久遠の花〜blood rose~雅ルート

 「そういった経験って、なんなのかなぁ~?」

 ニヤニヤと怪しげな表情を浮かべ、どういうことなのかと問い詰めてくる。

 「だ、だから……男の人と手を繋いだり。――こ、こうやって過ごすことがですよ!」

 距離を詰めてくる雅さんの肩を押し返し、私は強めに答えた。
 少しでも隙があると、どうやらくっついてくるみたい。……気を付けないと。

 「へぇ~。じゃあ美咲ちゃん、彼氏いなかったんだ?」

 当たっているだけに、なんと返していいものか困ってしまった。
 やっぱり、この歳で一回も付き合ったことがないって、珍しいのかなぁ。

 「中学はあまり通っていませんし……そんなこと、できる状態じゃなかったですから」

 「じゃあオレが初ってわけか。嬉しいなぁ~」

 「!? も、もう付き合ってるんですか!?」

 「オレは構わないよ? むしろ大歓迎!」

 「わ、私はよくないです……」

 「えぇ~オレじゃダメ?」

 ダメとかそういう問題じゃなくて……いきなり言われても、困っちゃうんだよね。
 多分、からかってるだけだろうし。あ、でももし本気で言ってたら――。
 う~んと悩んでいれば、雅さんはくすりと、小さな笑いをもらした。

 「急にはムリか。――ま、初デートはゲットしたみたいだからイイや」

 語尾に音符マークでも付きそうなくらい、雅さんの声は楽しげで。こっちとしては、またどうやって返したらいいのか少し困ってしまう。
 とりあえずこの話題を変えようと、今思い付いたことを聞いてみることにした。

 「み、雅さんは、この辺りに住んでるんですか?」

 話は何でもよかった。このまま続けたら、恥ずかしさに耐えられそうになかったから。

 「ちょっと遠いかな。
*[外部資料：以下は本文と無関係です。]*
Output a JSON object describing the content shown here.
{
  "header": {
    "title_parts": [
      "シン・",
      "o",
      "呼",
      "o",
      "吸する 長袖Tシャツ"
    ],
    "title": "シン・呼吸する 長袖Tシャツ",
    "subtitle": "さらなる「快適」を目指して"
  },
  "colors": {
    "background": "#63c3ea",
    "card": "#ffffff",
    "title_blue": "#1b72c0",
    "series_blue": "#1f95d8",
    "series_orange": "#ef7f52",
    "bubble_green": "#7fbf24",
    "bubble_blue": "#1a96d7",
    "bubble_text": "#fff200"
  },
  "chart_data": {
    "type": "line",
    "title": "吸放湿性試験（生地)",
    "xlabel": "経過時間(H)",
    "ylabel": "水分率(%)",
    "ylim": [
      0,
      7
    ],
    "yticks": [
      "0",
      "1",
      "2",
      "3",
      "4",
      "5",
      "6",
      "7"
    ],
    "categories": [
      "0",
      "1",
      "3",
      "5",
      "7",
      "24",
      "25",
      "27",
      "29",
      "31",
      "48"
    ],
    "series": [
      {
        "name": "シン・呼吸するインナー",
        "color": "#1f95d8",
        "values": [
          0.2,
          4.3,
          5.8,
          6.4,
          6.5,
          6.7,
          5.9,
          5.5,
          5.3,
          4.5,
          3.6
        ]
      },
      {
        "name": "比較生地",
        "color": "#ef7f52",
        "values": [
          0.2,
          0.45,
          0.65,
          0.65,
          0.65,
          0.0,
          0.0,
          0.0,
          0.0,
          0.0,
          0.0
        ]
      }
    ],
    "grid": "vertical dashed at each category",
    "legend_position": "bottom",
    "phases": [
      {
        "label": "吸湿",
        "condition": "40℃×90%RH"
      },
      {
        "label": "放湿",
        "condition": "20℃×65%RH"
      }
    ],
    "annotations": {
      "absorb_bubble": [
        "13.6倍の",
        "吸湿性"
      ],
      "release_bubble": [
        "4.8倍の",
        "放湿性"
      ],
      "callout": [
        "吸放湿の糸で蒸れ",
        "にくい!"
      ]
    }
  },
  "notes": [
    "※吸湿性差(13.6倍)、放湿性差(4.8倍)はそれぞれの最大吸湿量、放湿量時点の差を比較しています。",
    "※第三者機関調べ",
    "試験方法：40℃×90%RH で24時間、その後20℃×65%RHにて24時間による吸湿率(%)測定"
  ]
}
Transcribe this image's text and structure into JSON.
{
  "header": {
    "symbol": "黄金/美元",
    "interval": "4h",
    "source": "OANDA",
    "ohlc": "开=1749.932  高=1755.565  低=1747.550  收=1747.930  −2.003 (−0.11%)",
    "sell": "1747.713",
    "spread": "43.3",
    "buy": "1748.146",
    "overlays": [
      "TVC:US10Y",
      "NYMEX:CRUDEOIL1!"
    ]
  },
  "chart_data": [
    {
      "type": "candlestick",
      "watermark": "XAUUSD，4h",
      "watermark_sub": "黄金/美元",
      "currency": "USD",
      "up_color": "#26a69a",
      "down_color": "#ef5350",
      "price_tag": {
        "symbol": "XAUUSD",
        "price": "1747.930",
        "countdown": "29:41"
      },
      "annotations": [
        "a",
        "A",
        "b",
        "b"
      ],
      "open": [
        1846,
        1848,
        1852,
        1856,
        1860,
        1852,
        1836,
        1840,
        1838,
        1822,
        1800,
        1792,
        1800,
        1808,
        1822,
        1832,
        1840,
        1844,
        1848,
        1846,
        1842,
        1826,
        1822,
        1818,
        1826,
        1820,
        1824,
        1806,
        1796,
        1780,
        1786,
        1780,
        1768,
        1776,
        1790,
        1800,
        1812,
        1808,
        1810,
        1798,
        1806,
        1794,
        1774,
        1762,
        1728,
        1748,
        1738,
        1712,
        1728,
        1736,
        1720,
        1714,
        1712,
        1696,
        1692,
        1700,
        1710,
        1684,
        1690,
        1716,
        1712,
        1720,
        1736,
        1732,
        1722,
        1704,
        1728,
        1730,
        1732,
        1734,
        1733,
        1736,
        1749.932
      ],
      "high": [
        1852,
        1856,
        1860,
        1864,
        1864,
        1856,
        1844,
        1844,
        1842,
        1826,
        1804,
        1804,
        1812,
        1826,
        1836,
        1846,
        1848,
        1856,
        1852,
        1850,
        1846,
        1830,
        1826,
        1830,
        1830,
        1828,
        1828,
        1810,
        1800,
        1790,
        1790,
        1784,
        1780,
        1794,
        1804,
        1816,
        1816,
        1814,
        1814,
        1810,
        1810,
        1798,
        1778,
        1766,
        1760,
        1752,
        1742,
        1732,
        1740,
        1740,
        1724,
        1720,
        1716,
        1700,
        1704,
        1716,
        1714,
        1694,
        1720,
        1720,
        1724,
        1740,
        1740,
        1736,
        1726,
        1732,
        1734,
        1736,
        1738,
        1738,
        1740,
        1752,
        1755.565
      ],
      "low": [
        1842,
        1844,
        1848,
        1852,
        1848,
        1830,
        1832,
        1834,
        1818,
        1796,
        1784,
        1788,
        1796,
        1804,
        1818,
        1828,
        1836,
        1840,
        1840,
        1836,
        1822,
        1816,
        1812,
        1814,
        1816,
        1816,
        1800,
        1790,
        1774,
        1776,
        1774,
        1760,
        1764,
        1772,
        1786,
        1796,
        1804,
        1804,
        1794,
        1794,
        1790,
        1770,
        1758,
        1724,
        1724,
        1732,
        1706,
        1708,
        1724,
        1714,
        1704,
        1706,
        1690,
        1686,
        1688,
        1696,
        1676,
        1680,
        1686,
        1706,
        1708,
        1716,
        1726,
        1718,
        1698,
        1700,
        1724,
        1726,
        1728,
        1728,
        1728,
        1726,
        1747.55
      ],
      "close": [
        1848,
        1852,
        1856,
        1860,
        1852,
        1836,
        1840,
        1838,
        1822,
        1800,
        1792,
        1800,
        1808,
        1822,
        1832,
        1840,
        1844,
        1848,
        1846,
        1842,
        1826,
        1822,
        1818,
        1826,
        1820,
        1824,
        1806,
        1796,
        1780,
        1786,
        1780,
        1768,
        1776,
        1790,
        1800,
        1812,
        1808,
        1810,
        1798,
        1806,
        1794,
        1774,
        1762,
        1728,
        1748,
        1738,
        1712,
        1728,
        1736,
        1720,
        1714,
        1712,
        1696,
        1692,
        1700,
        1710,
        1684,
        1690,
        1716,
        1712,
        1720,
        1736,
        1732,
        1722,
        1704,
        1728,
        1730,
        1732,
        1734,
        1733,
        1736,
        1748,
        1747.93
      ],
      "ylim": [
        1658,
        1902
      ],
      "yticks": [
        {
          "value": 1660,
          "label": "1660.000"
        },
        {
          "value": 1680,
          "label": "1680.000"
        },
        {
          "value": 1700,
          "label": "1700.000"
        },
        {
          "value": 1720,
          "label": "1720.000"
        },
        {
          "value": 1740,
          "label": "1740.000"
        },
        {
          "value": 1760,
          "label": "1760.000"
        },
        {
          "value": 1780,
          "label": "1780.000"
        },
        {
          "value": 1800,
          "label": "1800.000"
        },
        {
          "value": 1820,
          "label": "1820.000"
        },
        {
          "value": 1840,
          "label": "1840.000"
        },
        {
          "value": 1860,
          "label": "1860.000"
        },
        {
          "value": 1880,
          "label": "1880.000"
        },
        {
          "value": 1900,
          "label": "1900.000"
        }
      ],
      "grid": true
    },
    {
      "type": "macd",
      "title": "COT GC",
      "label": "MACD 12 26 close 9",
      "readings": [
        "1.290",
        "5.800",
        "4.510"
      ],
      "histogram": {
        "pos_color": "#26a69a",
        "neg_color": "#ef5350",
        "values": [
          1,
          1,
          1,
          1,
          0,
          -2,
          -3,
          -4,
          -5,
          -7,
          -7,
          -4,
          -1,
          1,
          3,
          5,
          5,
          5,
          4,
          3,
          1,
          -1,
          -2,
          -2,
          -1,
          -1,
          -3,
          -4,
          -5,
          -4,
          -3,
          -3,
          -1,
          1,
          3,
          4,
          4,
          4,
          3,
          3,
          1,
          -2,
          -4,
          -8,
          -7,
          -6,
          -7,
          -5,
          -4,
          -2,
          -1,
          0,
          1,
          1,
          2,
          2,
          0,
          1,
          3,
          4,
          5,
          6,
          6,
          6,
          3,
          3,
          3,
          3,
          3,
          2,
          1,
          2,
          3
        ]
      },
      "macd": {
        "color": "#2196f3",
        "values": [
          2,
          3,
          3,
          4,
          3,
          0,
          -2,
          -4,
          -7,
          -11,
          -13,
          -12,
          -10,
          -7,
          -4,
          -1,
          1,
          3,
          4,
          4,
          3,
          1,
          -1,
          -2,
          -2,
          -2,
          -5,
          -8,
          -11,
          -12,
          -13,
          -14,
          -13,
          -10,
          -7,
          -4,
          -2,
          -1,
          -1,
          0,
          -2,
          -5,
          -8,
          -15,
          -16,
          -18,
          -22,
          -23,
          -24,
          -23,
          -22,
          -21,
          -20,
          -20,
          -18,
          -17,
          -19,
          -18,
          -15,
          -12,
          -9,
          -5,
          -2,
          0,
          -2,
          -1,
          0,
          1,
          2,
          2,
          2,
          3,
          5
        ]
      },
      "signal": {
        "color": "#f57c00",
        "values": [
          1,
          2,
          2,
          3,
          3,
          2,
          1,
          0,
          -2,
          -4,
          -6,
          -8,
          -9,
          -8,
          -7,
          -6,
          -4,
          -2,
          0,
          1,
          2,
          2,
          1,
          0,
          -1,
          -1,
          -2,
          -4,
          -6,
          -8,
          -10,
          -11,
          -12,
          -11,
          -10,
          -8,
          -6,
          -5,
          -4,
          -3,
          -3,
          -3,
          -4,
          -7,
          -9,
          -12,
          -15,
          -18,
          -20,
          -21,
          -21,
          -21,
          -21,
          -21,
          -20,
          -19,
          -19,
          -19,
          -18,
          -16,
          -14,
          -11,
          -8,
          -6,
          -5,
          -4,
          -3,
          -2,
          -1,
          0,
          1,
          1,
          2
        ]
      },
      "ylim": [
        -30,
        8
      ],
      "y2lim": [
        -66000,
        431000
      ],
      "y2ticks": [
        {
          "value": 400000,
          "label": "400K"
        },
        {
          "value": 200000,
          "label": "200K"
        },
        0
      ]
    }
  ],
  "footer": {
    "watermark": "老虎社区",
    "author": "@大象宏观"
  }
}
そんなこと聞くなんて、家にでも来てくれるの?」

 「い、行きませんよ! どうしてそんなことになるんですか」

 「な~んだ、残念。――ってか、やっぱ美咲ちゃんイイね」

 「? いいって、なにがですか?」

 「まともにオレと話してくれるとこ。他人とこんなに話したのって、ホント久々なんだよねぇ~」

 笑いながら言ってるのに、その表情は、どことなく影を帯びているような気がして……なんとなく、淋しさを感じた。それは、自分の境遇を思い出したからか。それとも、雅さんの気持ちを感じ取ったからか。私たちの間には、少し冷たいような、それでいて、どこか心地のいい雰囲気が流れていた。

 「――ま、もちろんイイのは他にもあるけどね」

 そう言って立ち上がると、雅さんは私の目の前に手を差し伸べ、

 「では、家まで送りますよ――お姫様」

 ニコッと笑みを見せながら、そんなことを言った。

 「ふふっ。お姫様だなんて」

 予想外の言葉に、私は思わず笑っていた。面白いことを言うんだなぁと思いながら、自然と私は、雅さんの手を取っていた。

 「あれ、苦手じゃなかったの~?」

 「苦手ですよ? ただ、こうやって言われるのは面白くて」

 からかうように言う雅さんに、私も少し、悪戯っぽく答えてみせた。

 「なるほどねぇ~。――でもさ」

 一瞬にして、目の前の景色が消える。なぜ消えたかを理解する前に、頭上から声が聞こえた。

 「簡単に信用しちゃ……ダメだよ?」

 体を包まれる感覚。それでようやく、私は雅さんの腕に抱かれているとわかった。信用しちゃダメと言う言葉に、私は雅さんがなにを言いたいのかわからず、ただじっとしているしかできなかった。

 「いくら相手が優しくても、簡単に隙を見せちゃダメ」

 あの日のように、怖いという感情は無い。
 腕の中は温かくて……落ち着きさえ感じてくる。

 「自分を護りたいなら、尚更ね」

 そう言った後、雅さんはゆっくり私を解放した。
 気まずい雰囲気が流れる中、雅さんは何事も無かったかのように笑顔を見せる。

 「それじゃ、ホントに帰るとしようか」

 「あっ……はい」

 間の抜けた返事をする私に、雅さんは再び手を取り歩き始めた。
 今のは……なんだったの?何度も自問自答しながら、雅さんの横顔を見つめた。
 明るくて、たまに見せる大人な雰囲気。本心が掴めない雅さんに、私は少しずつ、興味が湧きつつあった。